Lucifer Rising 2013
Back up on their feet, Italian horror clangers do the mortal disco on yer graves.
Over the years, there’s been a lot of attempts to marry heavy riffs to dance grooves, but only a few of them sound as successful as this album. Save for execrable name – outsiders will hardly bother to find out that SS are singer Steve Sylvester’s initials – this band, charging on since 1977, know how to be magnetic, and here they serve up a dozen of tracks that are are infectious as black plague.

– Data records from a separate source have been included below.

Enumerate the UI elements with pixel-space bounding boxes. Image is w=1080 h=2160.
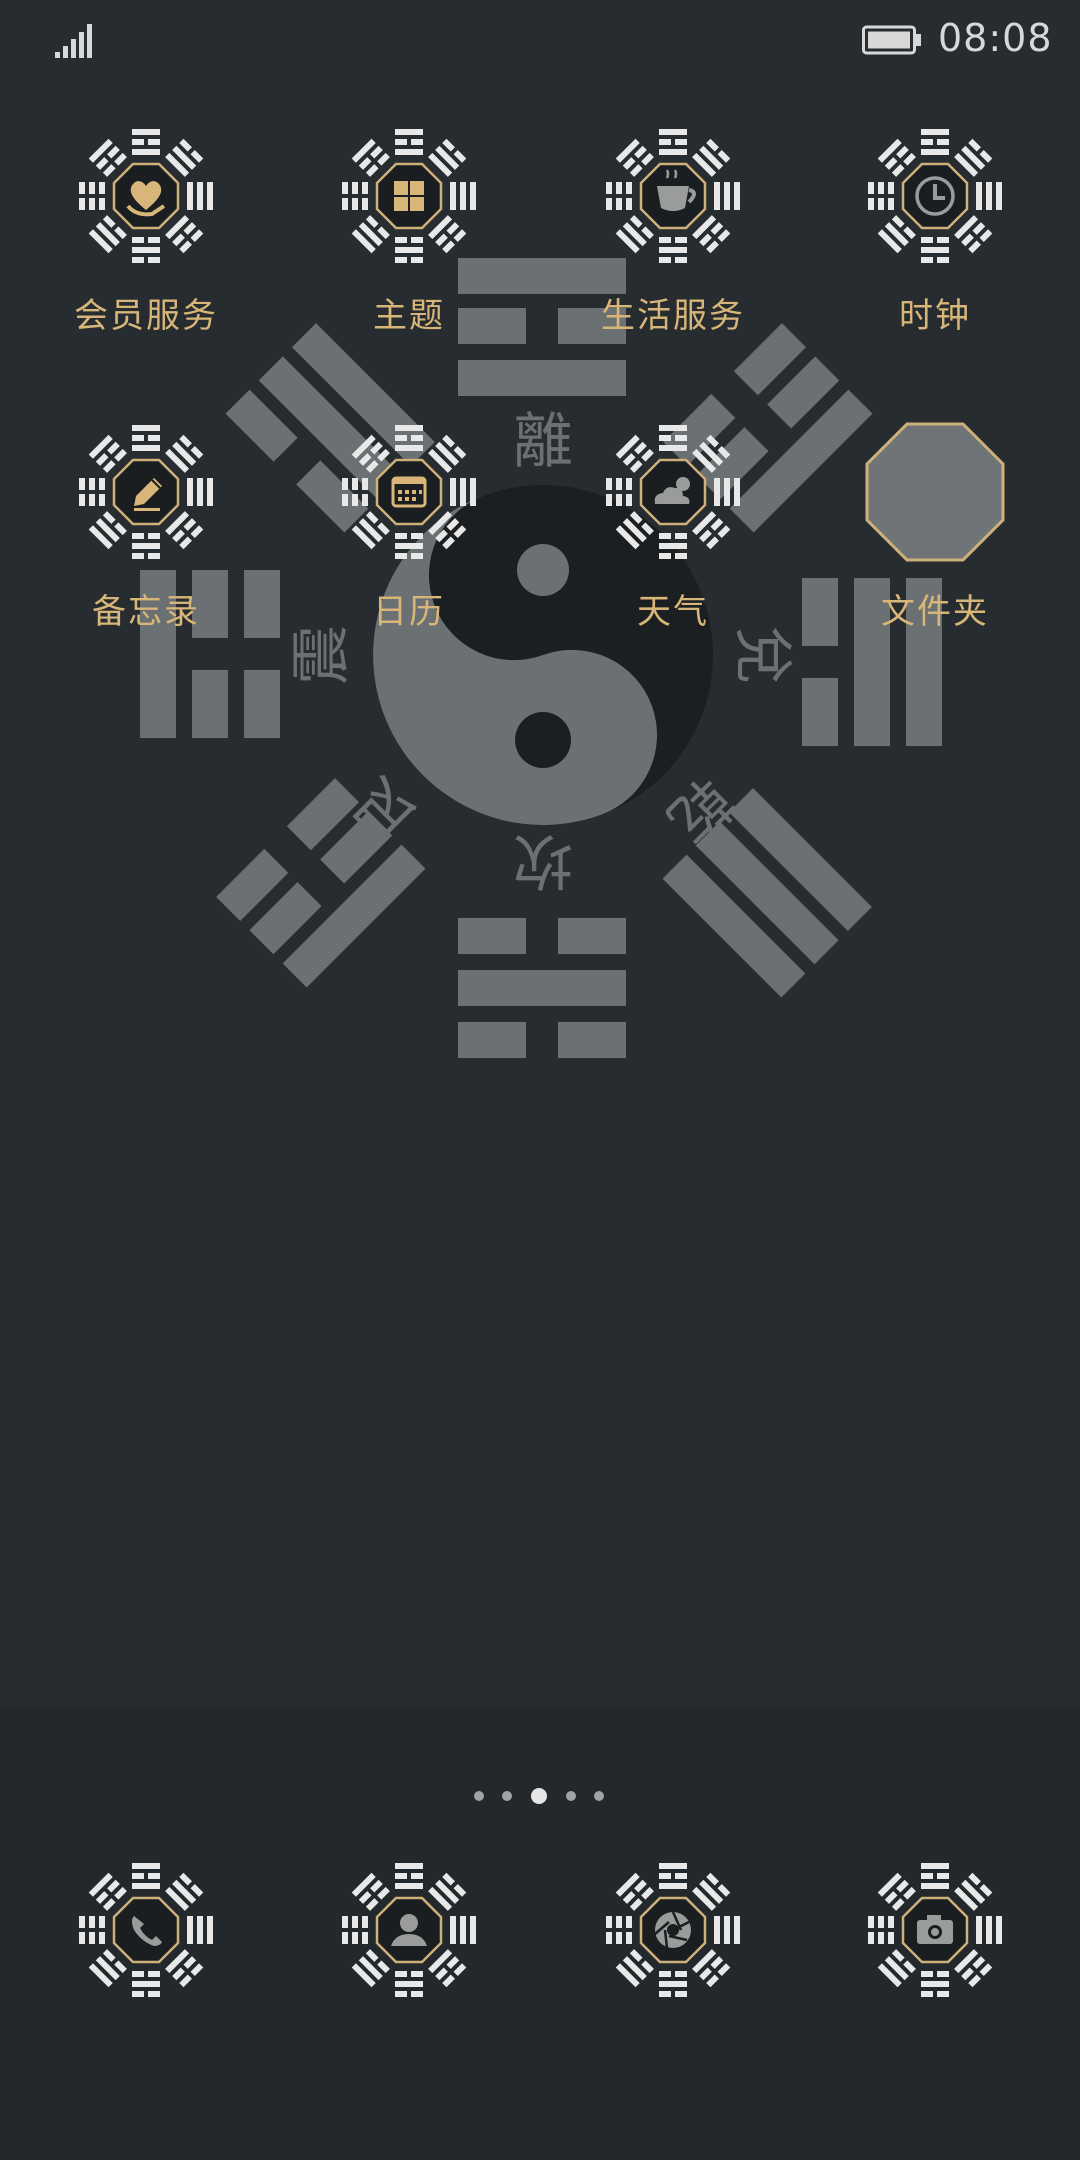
clock-icon — [865, 126, 1005, 266]
page-dot[interactable] — [474, 1791, 484, 1801]
page-dot-active[interactable] — [531, 1788, 547, 1804]
folder-icon — [865, 422, 1005, 562]
app-member-service[interactable]: 会员服务 — [31, 126, 261, 366]
trigram-label-kan: 坎 — [513, 825, 573, 895]
dock-contacts[interactable] — [339, 1860, 479, 2000]
app-theme[interactable]: 主题 — [294, 126, 524, 366]
app-label: 会员服务 — [74, 296, 218, 336]
app-life-service[interactable]: 生活服务 — [558, 126, 788, 366]
app-weather[interactable]: 天气 — [558, 422, 788, 662]
weather-icon — [603, 422, 743, 562]
status-bar: 08:08 — [0, 0, 1080, 80]
page-dot[interactable] — [594, 1791, 604, 1801]
page-dot[interactable] — [566, 1791, 576, 1801]
heart-hand-icon — [76, 126, 216, 266]
app-folder[interactable]: 文件夹 — [820, 422, 1050, 662]
signal-icon — [55, 24, 92, 58]
app-memo[interactable]: 备忘录 — [31, 422, 261, 662]
app-calendar[interactable]: 日历 — [294, 422, 524, 662]
pencil-icon — [76, 422, 216, 562]
calendar-icon — [339, 422, 479, 562]
status-time: 08:08 — [938, 16, 1053, 60]
teacup-icon — [603, 126, 743, 266]
grid-icon — [339, 126, 479, 266]
page-indicator — [0, 1785, 1080, 1809]
app-label: 天气 — [637, 592, 709, 632]
aperture-icon — [603, 1860, 743, 2000]
app-label: 文件夹 — [881, 592, 989, 632]
battery-icon — [862, 25, 921, 55]
app-label: 日历 — [373, 592, 445, 632]
app-label: 生活服务 — [601, 296, 745, 336]
camera-icon — [865, 1860, 1005, 2000]
app-label: 主题 — [373, 296, 445, 336]
dock-phone[interactable] — [76, 1860, 216, 2000]
dock-browser[interactable] — [603, 1860, 743, 2000]
app-label: 时钟 — [899, 296, 971, 336]
app-clock[interactable]: 时钟 — [820, 126, 1050, 366]
phone-icon — [76, 1860, 216, 2000]
app-label: 备忘录 — [92, 592, 200, 632]
dock-camera[interactable] — [865, 1860, 1005, 2000]
page-dot[interactable] — [502, 1791, 512, 1801]
contacts-icon — [339, 1860, 479, 2000]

Discarding some songs, first of all the 10-minute epic “The Song Of Adoration” where the quintet lapse into the orchestra-laden power tropes, might have resulted in a stronger impact, yet one could hardly resist the catchy, electronica-tinctured beat of opener “Revived” or “Dionysus.”

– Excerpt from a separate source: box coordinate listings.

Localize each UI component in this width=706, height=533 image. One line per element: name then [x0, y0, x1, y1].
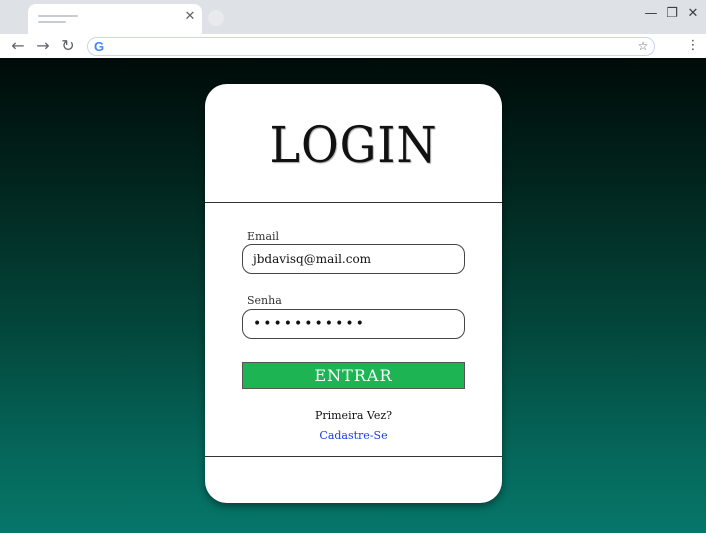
login-card: LOGIN Email jbdavisq@mail.com Senha ••••… — [205, 84, 502, 503]
first-time-text: Primeira Vez? — [314, 409, 393, 422]
tab-title-placeholder — [38, 15, 78, 17]
password-label: Senha — [247, 294, 282, 307]
address-bar[interactable]: G ☆ — [87, 37, 655, 56]
password-field[interactable]: ••••••••••• — [242, 309, 465, 339]
browser-menu-icon[interactable]: ⋮ — [685, 38, 701, 54]
back-arrow-icon[interactable]: ← — [8, 36, 28, 56]
window-close-icon[interactable]: ✕ — [685, 6, 701, 22]
maximize-icon[interactable]: ❐ — [664, 6, 680, 22]
signup-link[interactable]: Cadastre-Se — [205, 428, 502, 444]
browser-chrome: ✕ — ❐ ✕ ← → ↻ G ☆ ⋮ — [0, 0, 706, 58]
header-divider — [205, 202, 502, 203]
tab-bar: ✕ — ❐ ✕ — [0, 0, 706, 34]
forward-arrow-icon[interactable]: → — [33, 36, 53, 56]
footer-divider — [205, 456, 502, 457]
bookmark-star-icon[interactable]: ☆ — [636, 38, 650, 55]
minimize-icon[interactable]: — — [643, 6, 659, 22]
tab-subtitle-placeholder — [38, 21, 66, 23]
reload-icon[interactable]: ↻ — [58, 36, 78, 56]
browser-toolbar: ← → ↻ G ☆ ⋮ — [0, 34, 706, 58]
email-label: Email — [247, 230, 280, 243]
new-tab-button[interactable] — [208, 10, 224, 26]
login-title: LOGIN — [269, 116, 438, 174]
page-background: LOGIN Email jbdavisq@mail.com Senha ••••… — [0, 58, 706, 533]
enter-button[interactable]: ENTRAR — [242, 362, 465, 389]
email-field[interactable]: jbdavisq@mail.com — [242, 244, 465, 274]
tab-close-icon[interactable]: ✕ — [182, 9, 198, 25]
google-icon: G — [94, 39, 105, 54]
browser-tab[interactable]: ✕ — [28, 4, 202, 34]
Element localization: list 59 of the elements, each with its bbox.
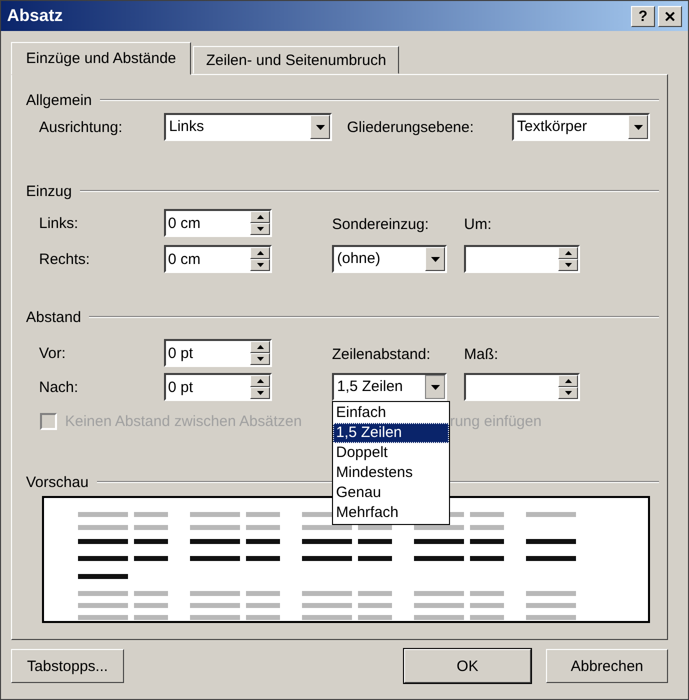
up-arrow-icon xyxy=(256,251,264,255)
spin-down-button[interactable] xyxy=(250,387,270,399)
spin-up-button[interactable] xyxy=(250,341,270,353)
down-arrow-icon xyxy=(256,227,264,231)
down-arrow-icon xyxy=(256,391,264,395)
spin-down-button[interactable] xyxy=(250,353,270,365)
tab[interactable]: Einzüge und Abstände xyxy=(11,42,192,75)
dropdown-option[interactable]: Einfach xyxy=(333,403,449,423)
spin-down-button[interactable] xyxy=(558,387,578,399)
down-arrow-icon xyxy=(564,263,572,267)
up-arrow-icon xyxy=(564,251,572,255)
spin-up-button[interactable] xyxy=(250,211,270,223)
section-heading: Abstand xyxy=(26,308,82,326)
section-heading: Vorschau xyxy=(26,474,89,490)
field-label: Vor: xyxy=(39,344,67,362)
section-heading: Allgemein xyxy=(26,92,92,108)
dropdown-option[interactable]: 1,5 Zeilen xyxy=(333,423,449,443)
section-heading: Einzug xyxy=(26,182,72,200)
tabstops-button[interactable]: Tabstopps... xyxy=(11,649,124,683)
dropdown-option[interactable]: Mindestens xyxy=(333,463,449,483)
tab[interactable]: Zeilen- und Seitenumbruch xyxy=(193,46,400,74)
ok-button[interactable]: OK xyxy=(404,649,531,683)
dropdown-option[interactable]: Mehrfach xyxy=(333,503,449,523)
spin-up-button[interactable] xyxy=(250,247,270,259)
field-label: Links: xyxy=(39,214,80,232)
field-label: Ausrichtung: xyxy=(39,118,124,136)
alignment-select[interactable]: Links xyxy=(164,113,332,141)
help-button[interactable]: ? xyxy=(631,6,655,26)
caret-icon xyxy=(634,124,642,130)
dropdown-option[interactable]: Doppelt xyxy=(333,443,449,463)
field-label: Rechts: xyxy=(39,250,91,268)
caret-icon xyxy=(430,256,440,262)
spin-down-button[interactable] xyxy=(558,259,578,271)
field-label: Maß: xyxy=(464,346,500,365)
field-label: Zeilenabstand: xyxy=(332,346,432,365)
dropdown-option[interactable]: Genau xyxy=(333,483,449,503)
close-button[interactable] xyxy=(658,6,682,26)
cancel-button[interactable]: Abbrechen xyxy=(546,649,668,683)
field-label: Nach: xyxy=(39,378,80,396)
spin-up-button[interactable] xyxy=(558,375,578,387)
spin-down-button[interactable] xyxy=(250,259,270,271)
up-arrow-icon xyxy=(256,215,264,219)
up-arrow-icon xyxy=(256,345,264,349)
window-title: Absatz xyxy=(7,6,63,26)
spin-up-button[interactable] xyxy=(250,375,270,387)
spin-down-button[interactable] xyxy=(250,223,270,235)
caret-icon xyxy=(430,384,440,390)
field-label: Gliederungsebene: xyxy=(347,118,475,136)
spin-up-button[interactable] xyxy=(558,247,578,259)
up-arrow-icon xyxy=(564,379,572,383)
field-label: Um: xyxy=(464,216,492,235)
down-arrow-icon xyxy=(564,391,572,395)
down-arrow-icon xyxy=(256,357,264,361)
close-icon xyxy=(665,12,675,20)
caret-icon xyxy=(316,124,324,130)
field-label: Sondereinzug: xyxy=(332,216,430,235)
down-arrow-icon xyxy=(256,263,264,267)
dropdown-button[interactable] xyxy=(425,375,445,399)
up-arrow-icon xyxy=(256,379,264,383)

In such a context the compression on Bozo Wolff’s sometimes motorik drums come more organic than in the classic metal territory explored in the likes of “The Darkest Night” – on the more refined grounds, “The Devil’s Graal” with Al Denoble’s guitar delivering an exquisite solo over Glenn Strange’s bass bedrock, is as punchy as it gets. But if it was a Saturday Night Fever, “Star In Sight,” adorned with female voices and piano, would send Travolta in a zombie trance, and the “Bad Luck” rock ‘n’ rolling would have Alice Cooper’s fans in stitches. Looks like resurrection is fun indeed.